Individual Submission Summary
Share...

Direct link:

Negotiating Power: Co-Collaborative Research with Justice-Involved Women

Sun, August 9, 12:00 to 1:30pm, TBA

Abstract

This lightning presentation examines how epistemic authority is negotiated and redistributed within a co-produced doctoral project conducted with justice-involved women, defined as women who have experienced imprisonment and are navigating the structural barriers of re-entry. Their lived expertise regarding incarceration, stigma, and labour market exclusion exceeds what a university-based researcher can access alone, positioning them as co-collaborators rather than research subjects. This orientation reflects the goals of sociology in practice settings, where knowledge is generated collaboratively and must remain accountable to those who are directly affected by institutional decision-making.

The project originally included a CV-based experimental survey informed by Gray and Wegner’s (2011) work showing that individuals framed as victims of circumstance tend to receive more sympathetic judgments, while those framed as morally exemplary “heroes” are judged more harshly due to being perceived as more responsible. This study offered a useful starting point for examining whether similar narrative expectations shape employer assessments of justice-involved applicants, particularly in relation to racialised hiring bias.

During early consultancy meetings, however, the women unanimously rejected the idea that they should rely on narratives of trauma, hardship, or redemption to render themselves employable. They argued that such expectations reproduce respectability politics by demanding moral performance as a condition of inclusion. This extends carceral logics beyond prison, positioning justice-involved women as perpetually accountable subjects who must justify themselves, rather than interrogating the structural racism embedded within labour markets. Drawing on Critical Race Theory, their refusal illustrates the ordinariness of racism and the persistent institutional demand that racialised subjects must justify their worth to gatekeepers.

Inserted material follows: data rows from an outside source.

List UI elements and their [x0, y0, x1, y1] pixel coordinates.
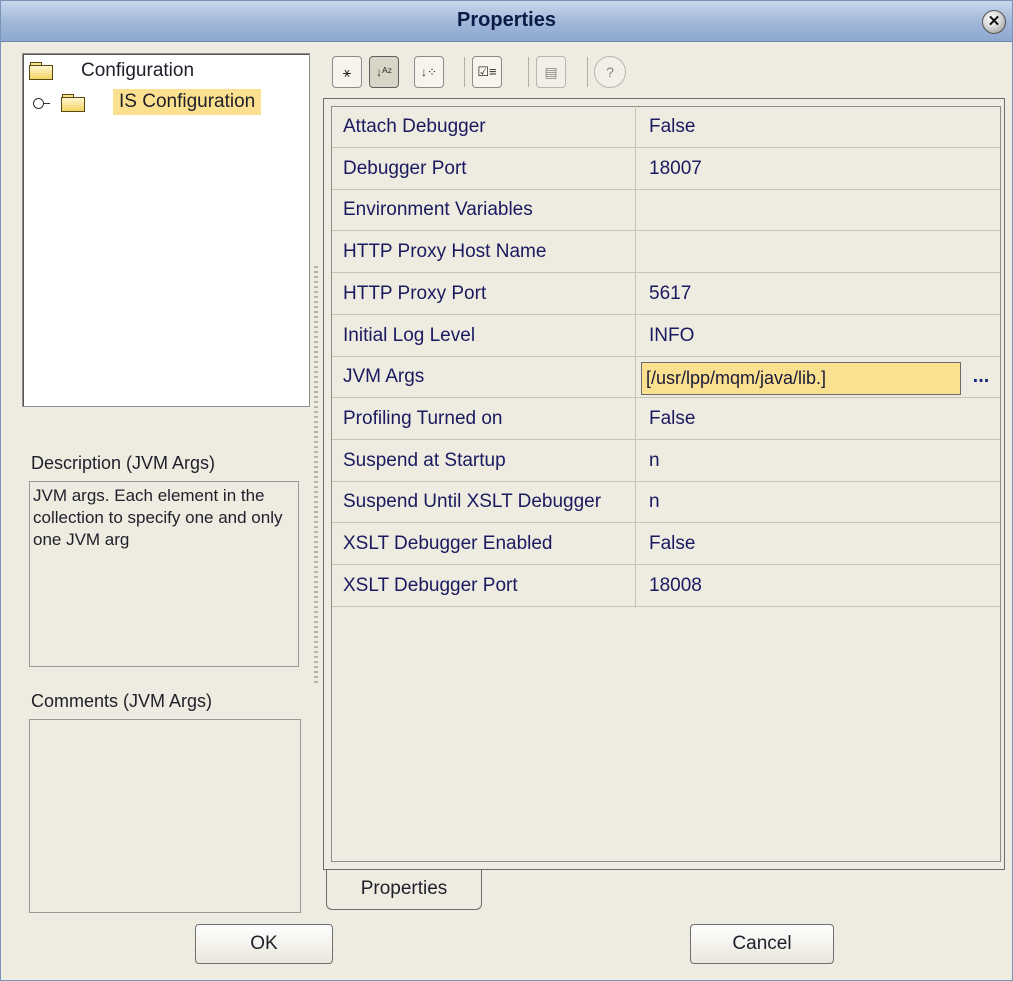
tab-properties[interactable]: Properties — [326, 870, 482, 910]
property-value[interactable]: INFO — [649, 325, 694, 347]
property-name: XSLT Debugger Port — [343, 575, 518, 596]
ok-button[interactable]: OK — [195, 924, 333, 964]
toolbar-separator — [464, 57, 465, 87]
property-value[interactable]: 18007 — [649, 158, 702, 180]
splitter-handle[interactable] — [314, 266, 318, 686]
property-row[interactable]: XSLT Debugger Port 18008 — [332, 566, 1000, 607]
sort-alpha-icon[interactable]: ↓ᴬᶻ — [369, 56, 399, 88]
jvm-args-input[interactable] — [641, 362, 961, 395]
tree-item-configuration[interactable]: Configuration — [29, 60, 289, 86]
expand-toggle-icon[interactable] — [33, 98, 50, 112]
help-icon[interactable]: ? — [594, 56, 626, 88]
toolbar-separator — [587, 57, 588, 87]
property-name: HTTP Proxy Port — [343, 283, 487, 304]
property-name: Profiling Turned on — [343, 408, 503, 429]
property-value[interactable]: False — [649, 408, 695, 430]
configuration-tree[interactable]: Configuration IS Configuration — [22, 53, 310, 407]
property-row[interactable]: Suspend at Startup n — [332, 441, 1000, 482]
sort-category-icon[interactable]: ↓⁘ — [414, 56, 444, 88]
property-value[interactable]: 18008 — [649, 575, 702, 597]
cancel-button[interactable]: Cancel — [690, 924, 834, 964]
folder-icon — [61, 94, 85, 112]
property-name: Debugger Port — [343, 158, 467, 179]
title-bar[interactable]: Properties ✕ — [1, 1, 1012, 42]
property-row[interactable]: Suspend Until XSLT Debugger n — [332, 482, 1000, 523]
property-row[interactable]: HTTP Proxy Host Name — [332, 232, 1000, 273]
close-icon[interactable]: ✕ — [982, 10, 1006, 34]
property-value[interactable]: n — [649, 450, 660, 472]
property-row[interactable]: Environment Variables — [332, 190, 1000, 231]
property-value[interactable]: 5617 — [649, 283, 691, 305]
property-value[interactable]: n — [649, 491, 660, 513]
property-name: Suspend at Startup — [343, 450, 506, 471]
property-row[interactable]: Profiling Turned on False — [332, 399, 1000, 440]
tree-item-label: Configuration — [81, 60, 195, 81]
tree-item-is-configuration[interactable]: IS Configuration — [29, 89, 304, 118]
properties-dialog: Properties ✕ Configuration IS Configurat… — [0, 0, 1013, 981]
checklist-icon[interactable]: ☑≡ — [472, 56, 502, 88]
property-value[interactable]: False — [649, 116, 695, 138]
comments-field[interactable] — [29, 719, 301, 913]
column-separator — [635, 106, 636, 608]
comments-label: Comments (JVM Args) — [31, 691, 213, 711]
property-name: JVM Args — [343, 366, 425, 387]
property-value[interactable]: False — [649, 533, 695, 555]
description-text: JVM args. Each element in the collection… — [29, 481, 299, 667]
toolbar-separator — [528, 57, 529, 87]
property-row[interactable]: Debugger Port 18007 — [332, 149, 1000, 190]
folder-icon — [29, 62, 53, 80]
description-label: Description (JVM Args) — [31, 453, 216, 473]
property-row[interactable]: HTTP Proxy Port 5617 — [332, 274, 1000, 315]
property-row[interactable]: Initial Log Level INFO — [332, 316, 1000, 357]
property-name: XSLT Debugger Enabled — [343, 533, 553, 554]
tree-item-label: IS Configuration — [113, 89, 262, 115]
property-name: Suspend Until XSLT Debugger — [343, 491, 602, 512]
property-name: Initial Log Level — [343, 325, 476, 346]
property-name: Environment Variables — [343, 199, 533, 220]
categorized-icon[interactable]: ⚹ — [332, 56, 362, 88]
property-name: Attach Debugger — [343, 116, 486, 137]
window-title: Properties — [457, 9, 556, 31]
property-name: HTTP Proxy Host Name — [343, 241, 547, 262]
jvm-args-ellipsis-button[interactable]: ... — [966, 362, 996, 395]
property-pages-icon[interactable]: ▤ — [536, 56, 566, 88]
property-row[interactable]: Attach Debugger False — [332, 107, 1000, 148]
property-row[interactable]: XSLT Debugger Enabled False — [332, 524, 1000, 565]
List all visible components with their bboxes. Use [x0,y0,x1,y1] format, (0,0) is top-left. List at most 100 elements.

Through a Bakhtinian lens, this intervention illustrates the tension between authoritative discourse, rooted in institutional research traditions, and internally persuasive discourse grounded in lived experience. The consultants’ refusal re-authored the project’s trajectory, demonstrating that co-production in practice settings is not additive participation but a dialogic struggle over epistemic legitimacy and methodological power.